Objectives: We sought to compare contrast-enhanced magnetic resonance imaging (ceMRI) with nuclear metabolic imaging for the assessment of myocardial viability in patients with chronic ischemic heart disease and left ventricular (LV) dysfunction.
Background: Contrast-enhanced MRI has been shown to identify scar tissue in ischemically damaged myocardium.

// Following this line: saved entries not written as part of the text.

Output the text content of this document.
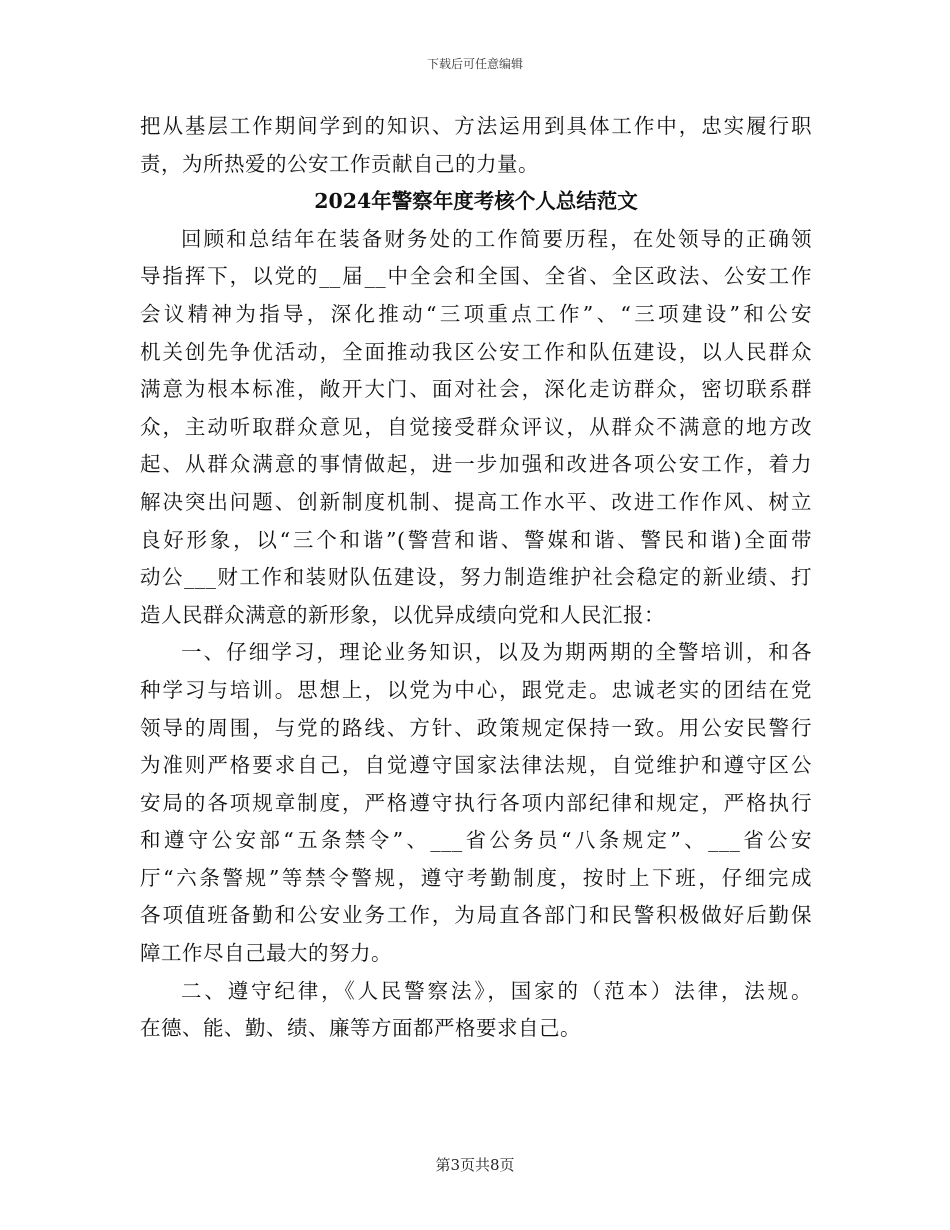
下载后可任意编辑
把从基层工作期间学到的知识、方法运用到具体工作中，忠实履行职
责，为所热爱的公安工作贡献自己的力量。
2024年警察年度考核个人总结范文
回顾和总结年在装备财务处的工作简要历程，在处领导的正确领
导指挥下，以党的__届__中全会和全国、全省、全区政法、公安工作
会议精神为指导，深化推动“三项重点工作”、“三项建设”和公安
机关创先争优活动，全面推动我区公安工作和队伍建设，以人民群众
满意为根本标准，敞开大门、面对社会，深化走访群众，密切联系群
众，主动听取群众意见，自觉接受群众评议，从群众不满意的地方改
起、从群众满意的事情做起，进一步加强和改进各项公安工作，着力
解决突出问题、创新制度机制、提高工作水平、改进工作作风、树立
良好形象，以“三个和谐”(警营和谐、警媒和谐、警民和谐)全面带
动公___财工作和装财队伍建设，努力制造维护社会稳定的新业绩、打
造人民群众满意的新形象，以优异成绩向党和人民汇报：
一、仔细学习，理论业务知识，以及为期两期的全警培训，和各
种学习与培训。思想上，以党为中心，跟党走。忠诚老实的团结在党
领导的周围，与党的路线、方针、政策规定保持一致。用公安民警行
为准则严格要求自己，自觉遵守国家法律法规，自觉维护和遵守区公
安局的各项规章制度，严格遵守执行各项内部纪律和规定，严格执行
和遵守公安部“五条禁令”、___省公务员“八条规定”、___省公安
厅“六条警规”等禁令警规，遵守考勤制度，按时上下班，仔细完成
各项值班备勤和公安业务工作，为局直各部门和民警积极做好后勤保
障工作尽自己最大的努力。
二、遵守纪律，《人民警察法》，国家的（范本）法律，法规。
在德、能、勤、绩、廉等方面都严格要求自己。
第3页共8页
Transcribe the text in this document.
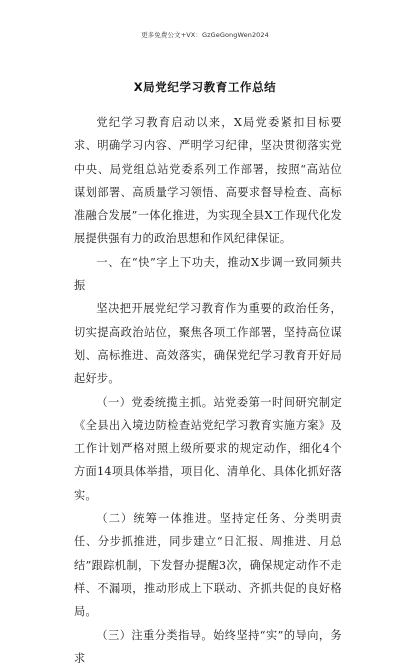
更多免费公文+VX：GzGeGongWen2024
X局党纪学习教育工作总结

党纪学习教育启动以来，X局党委紧扣目标要求、明确学习内容、严明学习纪律，坚决贯彻落实党中央、局党组总站党委系列工作部署，按照“高站位谋划部署、高质量学习领悟、高要求督导检查、高标准融合发展”一体化推进，为实现全县X工作现代化发展提供强有力的政治思想和作风纪律保证。

一、在“快”字上下功夫，推动X步调一致同频共振

坚决把开展党纪学习教育作为重要的政治任务，切实提高政治站位，聚焦各项工作部署，坚持高位谋划、高标推进、高效落实，确保党纪学习教育开好局起好步。

（一）党委统揽主抓。站党委第一时间研究制定《全县出入境边防检查站党纪学习教育实施方案》及工作计划严格对照上级所要求的规定动作，细化4个方面14项具体举措，项目化、清单化、具体化抓好落实。

（二）统筹一体推进。坚持定任务、分类明责任、分步抓推进，同步建立“日汇报、周推进、月总结”跟踪机制，下发督办提醒3次，确保规定动作不走样、不漏项，推动形成上下联动、齐抓共促的良好格局。

（三）注重分类指导。始终坚持“实”的导向，务求
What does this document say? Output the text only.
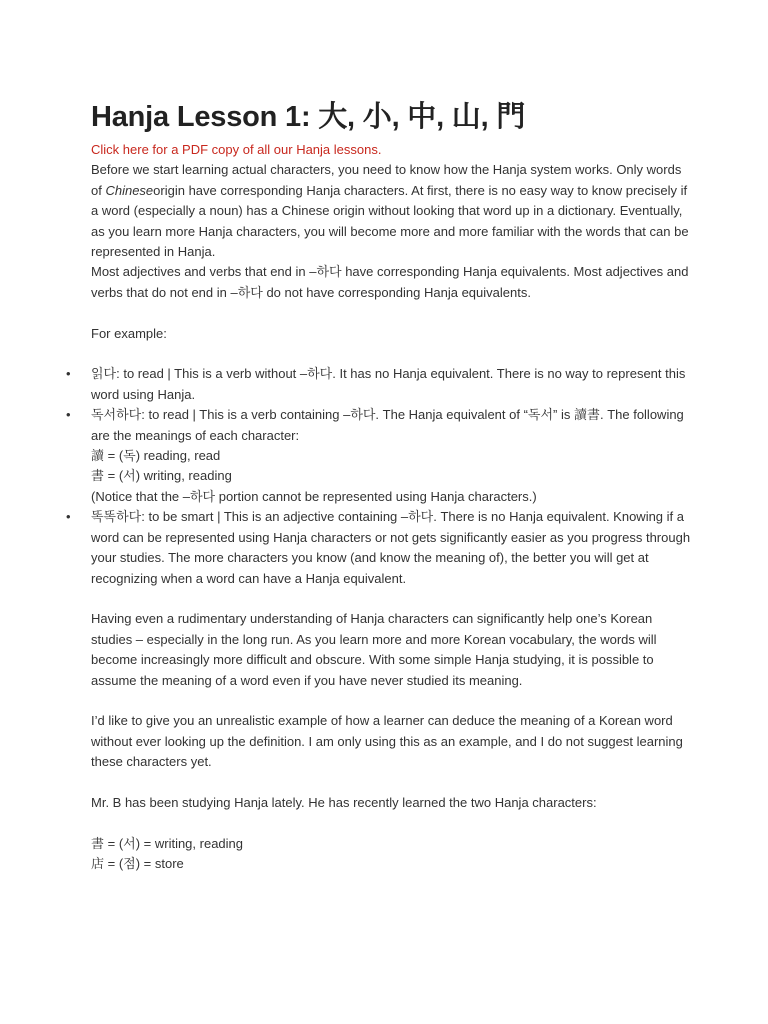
Hanja Lesson 1: 大, 小, 中, 山, 門
Click here for a PDF copy of all our Hanja lessons.

Before we start learning actual characters, you need to know how the Hanja system works. Only words of Chineseorigin have corresponding Hanja characters. At first, there is no easy way to know precisely if a word (especially a noun) has a Chinese origin without looking that word up in a dictionary. Eventually, as you learn more Hanja characters, you will become more and more familiar with the words that can be represented in Hanja.

Most adjectives and verbs that end in –하다 have corresponding Hanja equivalents. Most adjectives and verbs that do not end in –하다 do not have corresponding Hanja equivalents.

For example:

• 읽다: to read | This is a verb without –하다. It has no Hanja equivalent. There is no way to represent this word using Hanja.

• 독서하다: to read | This is a verb containing –하다. The Hanja equivalent of “독서” is 讀書. The following are the meanings of each character:

讀 = (독) reading, read

書 = (서) writing, reading

(Notice that the –하다 portion cannot be represented using Hanja characters.)

• 똑똑하다: to be smart | This is an adjective containing –하다. There is no Hanja equivalent. Knowing if a word can be represented using Hanja characters or not gets significantly easier as you progress through your studies. The more characters you know (and know the meaning of), the better you will get at recognizing when a word can have a Hanja equivalent.

Having even a rudimentary understanding of Hanja characters can significantly help one’s Korean studies – especially in the long run. As you learn more and more Korean vocabulary, the words will become increasingly more difficult and obscure. With some simple Hanja studying, it is possible to assume the meaning of a word even if you have never studied its meaning.

I’d like to give you an unrealistic example of how a learner can deduce the meaning of a Korean word without ever looking up the definition. I am only using this as an example, and I do not suggest learning these characters yet.

Mr. B has been studying Hanja lately. He has recently learned the two Hanja characters:

書 = (서) = writing, reading

店 = (점) = store
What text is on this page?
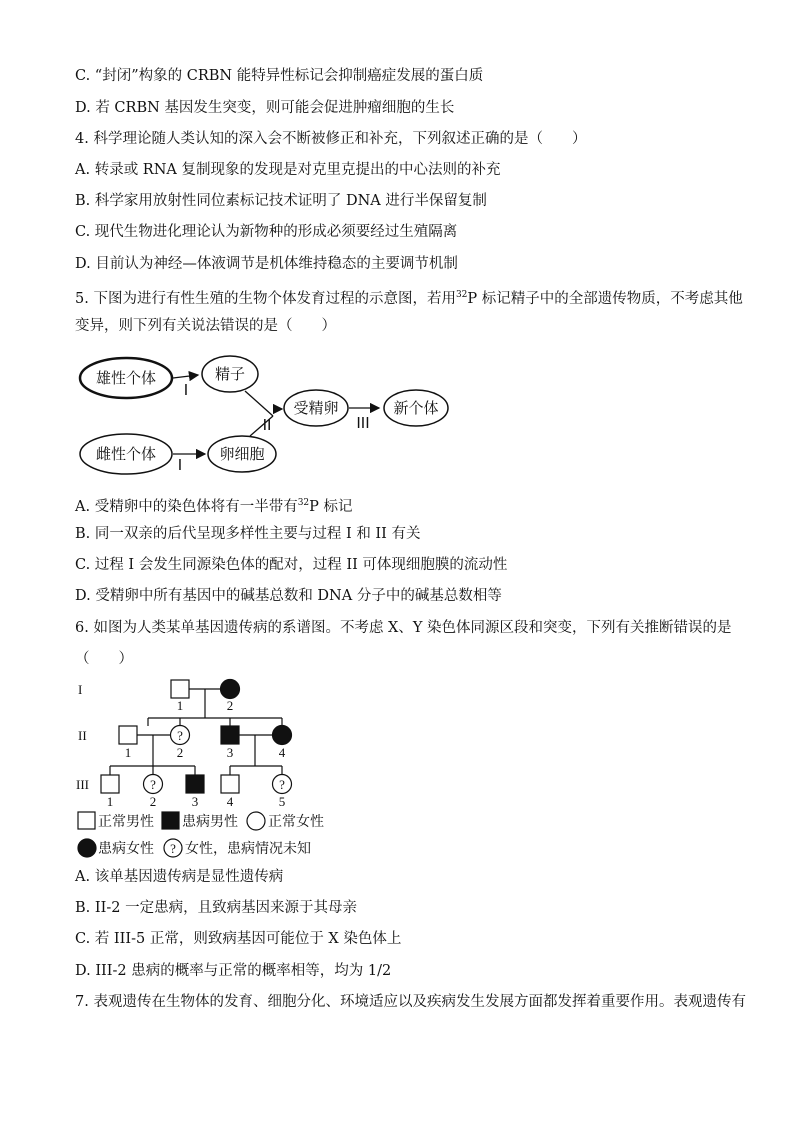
C. “封闭”构象的 CRBN 能特异性标记会抑制癌症发展的蛋白质
D. 若 CRBN 基因发生突变，则可能会促进肿瘤细胞的生长
4. 科学理论随人类认知的深入会不断被修正和补充，下列叙述正确的是（　　）
A. 转录或 RNA 复制现象的发现是对克里克提出的中心法则的补充
B. 科学家用放射性同位素标记技术证明了 DNA 进行半保留复制
C. 现代生物进化理论认为新物种的形成必须要经过生殖隔离
D. 目前认为神经—体液调节是机体维持稳态的主要调节机制
5. 下图为进行有性生殖的生物个体发育过程的示意图，若用$^{32}$P 标记精子中的全部遗传物质，不考虑其他
变异，则下列有关说法错误的是（　　）
雄性个体	精子
I
雌性个体	卵细胞
I
II
受精卵
III
新个体
A. 受精卵中的染色体将有一半带有$^{32}$P 标记
B. 同一双亲的后代呈现多样性主要与过程 I 和 II 有关
C. 过程 I 会发生同源染色体的配对，过程 II 可体现细胞膜的流动性
D. 受精卵中所有基因中的碱基总数和 DNA 分子中的碱基总数相等
6. 如图为人类某单基因遗传病的系谱图。不考虑 X、Y 染色体同源区段和突变，下列有关推断错误的是
（　　）
?
?	?
I
II
III
1	2
1	2	3	4
1	2	3 4	5
?
正常男性 患病男性 正常女性
患病女性 女性，患病情况未知
A. 该单基因遗传病是显性遗传病
B. II-2 一定患病，且致病基因来源于其母亲
C. 若 III-5 正常，则致病基因可能位于 X 染色体上
D. III-2 患病的概率与正常的概率相等，均为 1/2
7. 表观遗传在生物体的发育、细胞分化、环境适应以及疾病发生发展方面都发挥着重要作用。表观遗传有
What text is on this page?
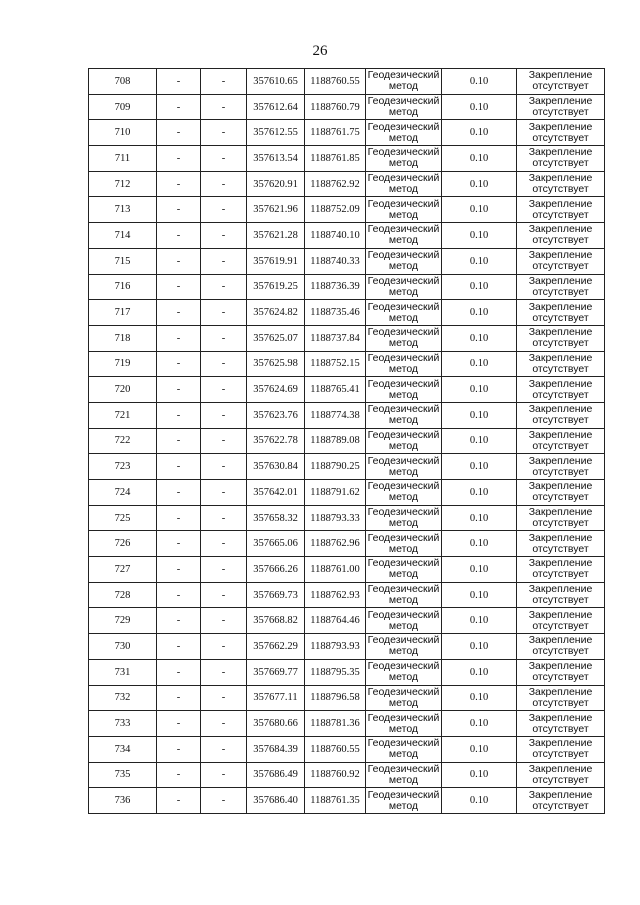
26
708	-	-	357610.65	1188760.55	Геодезический
метод	0.10	Закрепление
отсутствует

709	-	-	357612.64	1188760.79	Геодезический
метод	0.10	Закрепление
отсутствует

710	-	-	357612.55	1188761.75	Геодезический
метод	0.10	Закрепление
отсутствует

711	-	-	357613.54	1188761.85	Геодезический
метод	0.10	Закрепление
отсутствует

712	-	-	357620.91	1188762.92	Геодезический
метод	0.10	Закрепление
отсутствует

713	-	-	357621.96	1188752.09	Геодезический
метод	0.10	Закрепление
отсутствует

714	-	-	357621.28	1188740.10	Геодезический
метод	0.10	Закрепление
отсутствует

715	-	-	357619.91	1188740.33	Геодезический
метод	0.10	Закрепление
отсутствует

716	-	-	357619.25	1188736.39	Геодезический
метод	0.10	Закрепление
отсутствует

717	-	-	357624.82	1188735.46	Геодезический
метод	0.10	Закрепление
отсутствует

718	-	-	357625.07	1188737.84	Геодезический
метод	0.10	Закрепление
отсутствует

719	-	-	357625.98	1188752.15	Геодезический
метод	0.10	Закрепление
отсутствует

720	-	-	357624.69	1188765.41	Геодезический
метод	0.10	Закрепление
отсутствует

721	-	-	357623.76	1188774.38	Геодезический
метод	0.10	Закрепление
отсутствует

722	-	-	357622.78	1188789.08	Геодезический
метод	0.10	Закрепление
отсутствует

723	-	-	357630.84	1188790.25	Геодезический
метод	0.10	Закрепление
отсутствует

724	-	-	357642.01	1188791.62	Геодезический
метод	0.10	Закрепление
отсутствует

725	-	-	357658.32	1188793.33	Геодезический
метод	0.10	Закрепление
отсутствует

726	-	-	357665.06	1188762.96	Геодезический
метод	0.10	Закрепление
отсутствует

727	-	-	357666.26	1188761.00	Геодезический
метод	0.10	Закрепление
отсутствует

728	-	-	357669.73	1188762.93	Геодезический
метод	0.10	Закрепление
отсутствует

729	-	-	357668.82	1188764.46	Геодезический
метод	0.10	Закрепление
отсутствует

730	-	-	357662.29	1188793.93	Геодезический
метод	0.10	Закрепление
отсутствует

731	-	-	357669.77	1188795.35	Геодезический
метод	0.10	Закрепление
отсутствует

732	-	-	357677.11	1188796.58	Геодезический
метод	0.10	Закрепление
отсутствует

733	-	-	357680.66	1188781.36	Геодезический
метод	0.10	Закрепление
отсутствует

734	-	-	357684.39	1188760.55	Геодезический
метод	0.10	Закрепление
отсутствует

735	-	-	357686.49	1188760.92	Геодезический
метод	0.10	Закрепление
отсутствует

736	-	-	357686.40	1188761.35	Геодезический
метод	0.10	Закрепление
отсутствует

Methods: Twenty-six patients with chronic coronary artery disease and LV dysfunction (mean ejection fraction 31 +/- 11%) underwent (18)F-fluorodeoxyglucose (FDG) positron emission tomography (PET), technetium-99m tetrofosmin single-photon emission computed tomography (SPECT), and ceMRI. In a 17-segment model, the segmental extent of hyperenhancement (SEH) by ceMRI, defined as the relative amount of contrast-enhanced tissue per myocardial segment, was compared with segmental FDG and tetrofosmin uptake by PET and SPECT.
Results: In severely dysfunctional segments (n = 165), SEH was 9 +/- 14%, 33 +/- 25% (p < 0.05), and 80 +/- 23% (p < 0.05) in segments with normal metabolism/perfusion, metabolism/perfusion mismatch, and matched defects, respectively. Segmental glucose uptake by PET was inversely correlated to SEH (r = -0.86, p < 0.001). By receiver operator characteristic curve analysis, the area under the curve was 0.95 for the differentiation between viable and non-viable segments. At a cutoff value of 37%, SEH optimally differentiated viable from non-viable segments defined by PET. Using this threshold, the sensitivity and specificity of ceMRI to detect non-viable myocardium as defined by PET were 96% and 84%, respectively.
Conclusions: Contrast-enhanced MRI allows assessment of myocardial viability with a high accuracy, compared with FDG-PET, in patients with chronic ischemic heart disease and LV dysfunction.